Dr. Dean Kopsell (UT AgResearch)
“It’s kind of the old adage what doesn’t kill you makes you stronger. That’s actually what happened to the intermediate sensitive varieties we sprayed with mesotrione and compared to a control that was untreated and a check. The plants that were treated had higher carotenoid pools in their kernels, up to 15 to 16% higher.”

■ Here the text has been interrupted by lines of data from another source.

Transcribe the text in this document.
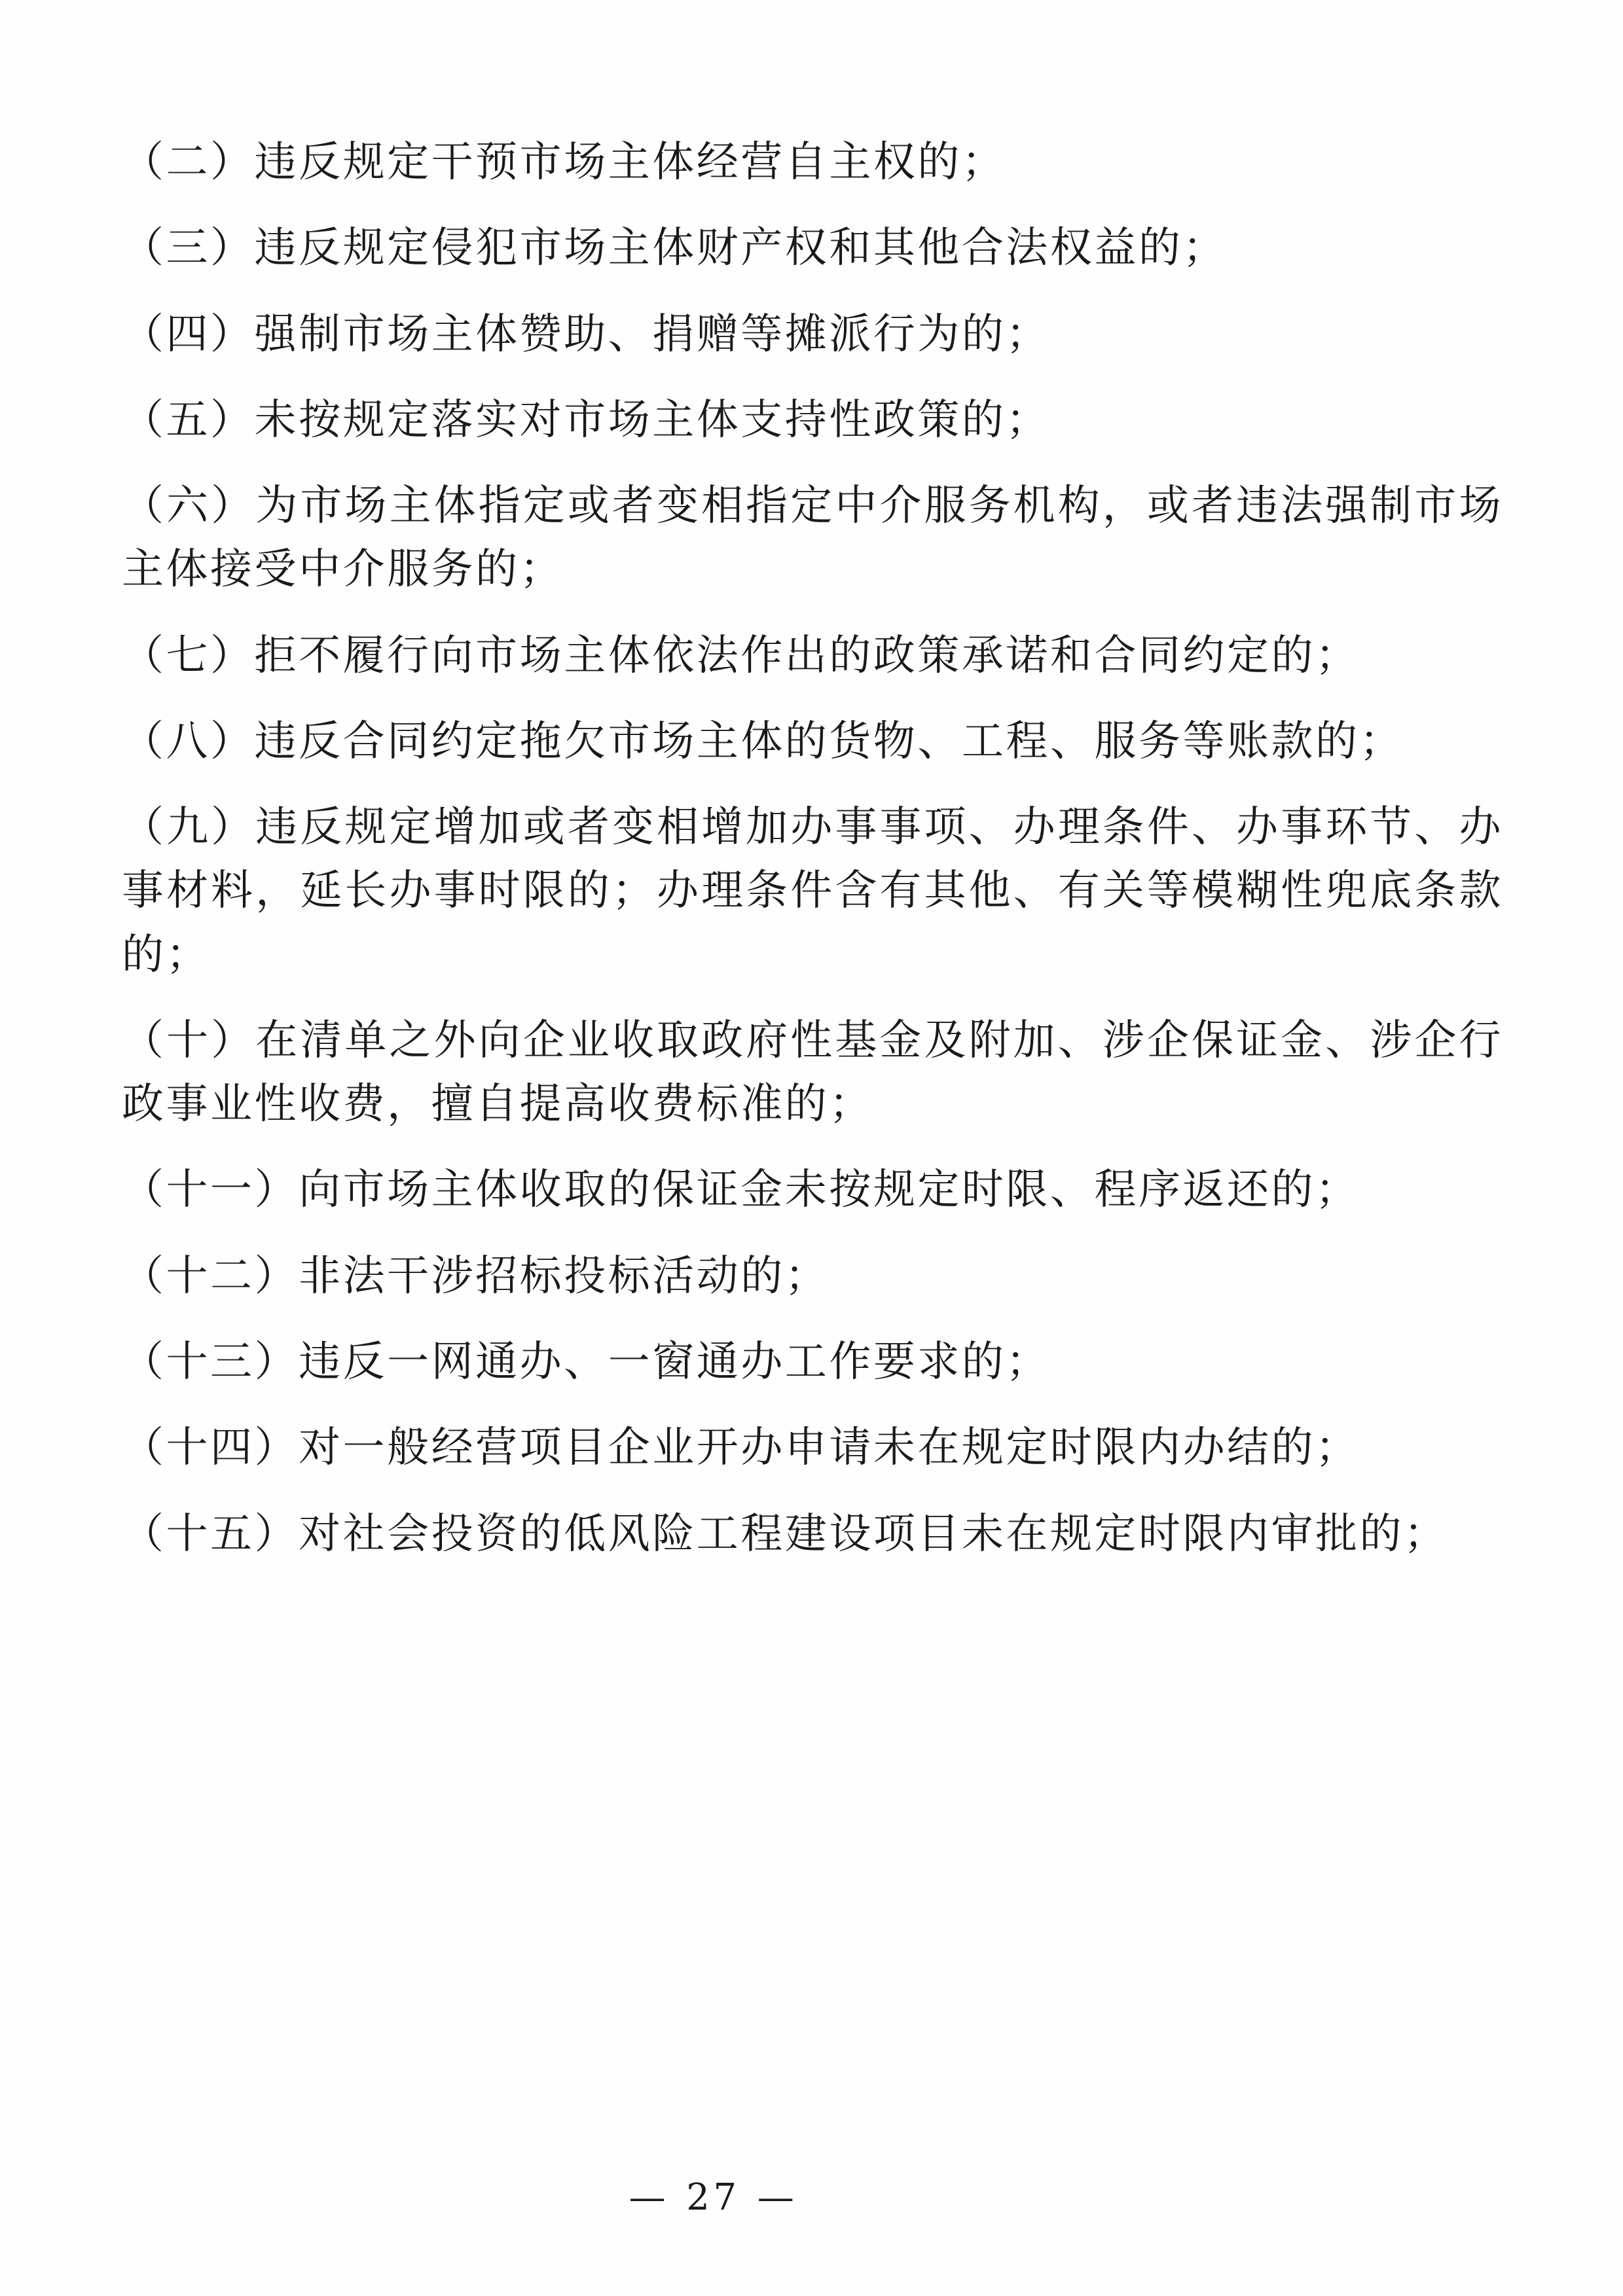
（二）违反规定干预市场主体经营自主权的；

（三）违反规定侵犯市场主体财产权和其他合法权益的；

（四）强制市场主体赞助、捐赠等摊派行为的；

（五）未按规定落实对市场主体支持性政策的；

（六）为市场主体指定或者变相指定中介服务机构，或者违法强制市场主体接受中介服务的；

（七）拒不履行向市场主体依法作出的政策承诺和合同约定的；

（八）违反合同约定拖欠市场主体的货物、工程、服务等账款的；

（九）违反规定增加或者变相增加办事事项、办理条件、办事环节、办事材料，延长办事时限的；办理条件含有其他、有关等模糊性兜底条款的；

（十）在清单之外向企业收取政府性基金及附加、涉企保证金、涉企行政事业性收费，擅自提高收费标准的；

（十一）向市场主体收取的保证金未按规定时限、程序返还的；

（十二）非法干涉招标投标活动的；

（十三）违反一网通办、一窗通办工作要求的；

（十四）对一般经营项目企业开办申请未在规定时限内办结的；

（十五）对社会投资的低风险工程建设项目未在规定时限内审批的；

— 27 —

Higher levels of carotenoids means the corn was made more nutritious after the herbicide treatment. Dr. Dean Kopsell and Dr. Greg Armel with UT AgResearch are now documenting their findings in the field - and in the lab, where they study the behavior of herbicides and the development of nutrients in plants. There’s an added value to this. Dr. Kopsell says if you can boost carotenoid levels in sweet corn - and perhaps other vegetables as well - the added nutrients fight eye diseases such as macular degeneration, now affecting nearly two million elderly Americans.
Dr. Dean Kopsell
“As people age, they stop eating the fresh fruits and vegetables. They stop getting the carotenoids. They stop developing macular pigment and now you’re at-risk for those aging eye diseases like cataracts and macular degeneration.”

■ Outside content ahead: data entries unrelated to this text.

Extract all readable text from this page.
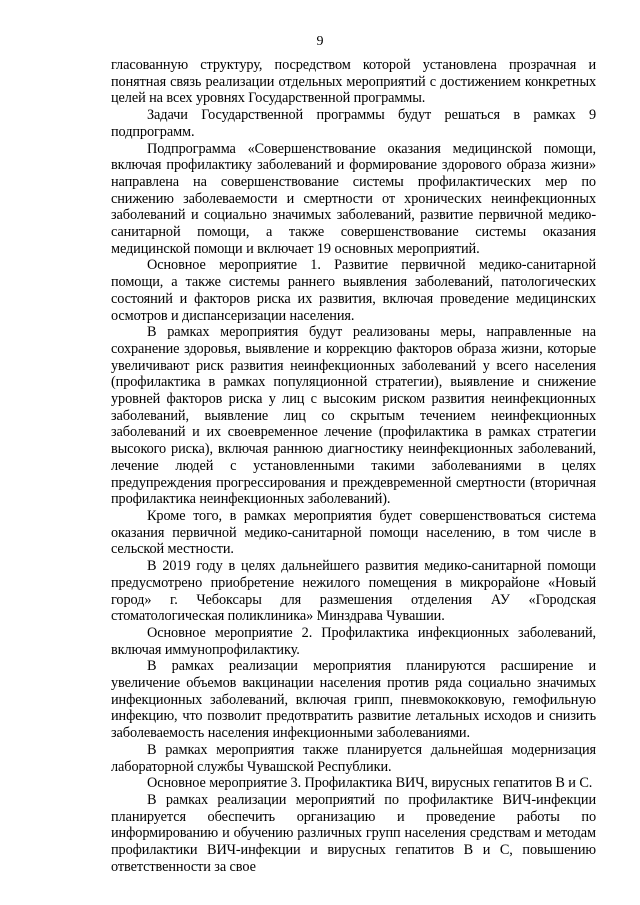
9

гласованную структуру, посредством которой установлена прозрачная и понятная связь реализации отдельных мероприятий с достижением конкретных целей на всех уровнях Государственной программы.

Задачи Государственной программы будут решаться в рамках 9 подпрограмм.

Подпрограмма «Совершенствование оказания медицинской помощи, включая профилактику заболеваний и формирование здорового образа жизни» направлена на совершенствование системы профилактических мер по снижению заболеваемости и смертности от хронических неинфекционных заболеваний и социально значимых заболеваний, развитие первичной медико-санитарной помощи, а также совершенствование системы оказания медицинской помощи и включает 19 основных мероприятий.

Основное мероприятие 1. Развитие первичной медико-санитарной помощи, а также системы раннего выявления заболеваний, патологических состояний и факторов риска их развития, включая проведение медицинских осмотров и диспансеризации населения.

В рамках мероприятия будут реализованы меры, направленные на сохранение здоровья, выявление и коррекцию факторов образа жизни, которые увеличивают риск развития неинфекционных заболеваний у всего населения (профилактика в рамках популяционной стратегии), выявление и снижение уровней факторов риска у лиц с высоким риском развития неинфекционных заболеваний, выявление лиц со скрытым течением неинфекционных заболеваний и их своевременное лечение (профилактика в рамках стратегии высокого риска), включая раннюю диагностику неинфекционных заболеваний, лечение людей с установленными такими заболеваниями в целях предупреждения прогрессирования и преждевременной смертности (вторичная профилактика неинфекционных заболеваний).

Кроме того, в рамках мероприятия будет совершенствоваться система оказания первичной медико-санитарной помощи населению, в том числе в сельской местности.

В 2019 году в целях дальнейшего развития медико-санитарной помощи предусмотрено приобретение нежилого помещения в микрорайоне «Новый город» г. Чебоксары для размешения отделения АУ «Городская стоматологическая поликлиника» Минздрава Чувашии.

Основное мероприятие 2. Профилактика инфекционных заболеваний, включая иммунопрофилактику.

В рамках реализации мероприятия планируются расширение и увеличение объемов вакцинации населения против ряда социально значимых инфекционных заболеваний, включая грипп, пневмококковую, гемофильную инфекцию, что позволит предотвратить развитие летальных исходов и снизить заболеваемость населения инфекционными заболеваниями.

В рамках мероприятия также планируется дальнейшая модернизация лабораторной службы Чувашской Республики.

Основное мероприятие 3. Профилактика ВИЧ, вирусных гепатитов В и С.

В рамках реализации мероприятий по профилактике ВИЧ-инфекции планируется обеспечить организацию и проведение работы по информированию и обучению различных групп населения средствам и методам профилактики ВИЧ-инфекции и вирусных гепатитов В и С, повышению ответственности за свое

UT experts point out this is unbiased research. Other than critical information, they stand to gain nothing from the results one way or the other. And in fact - on this project - their findings turned out to be the exact opposite of what they expected.
Dr. Greg Armel (UT AgResearch)
“Our original hypotheses was we were going to damage the crop, that we were going to impact negatively the carotenoid levels and it just happened that we had the right timing, and the right application of the right rate that we saw the opposite effect.”
UT AgResearchers will also study other herbicides to see if they might enhance the development of nutrients in crops. Good Tennessee garden corn is already a nutritious food, and now a simple application to keep an area weed-free appears to make it even sweeter.
NOTE: UT scientists are also working with colleagues in Alabama, Virginia and Illinois in this research effort. They believe herbicides could also impact the nutritional value of other vegetables.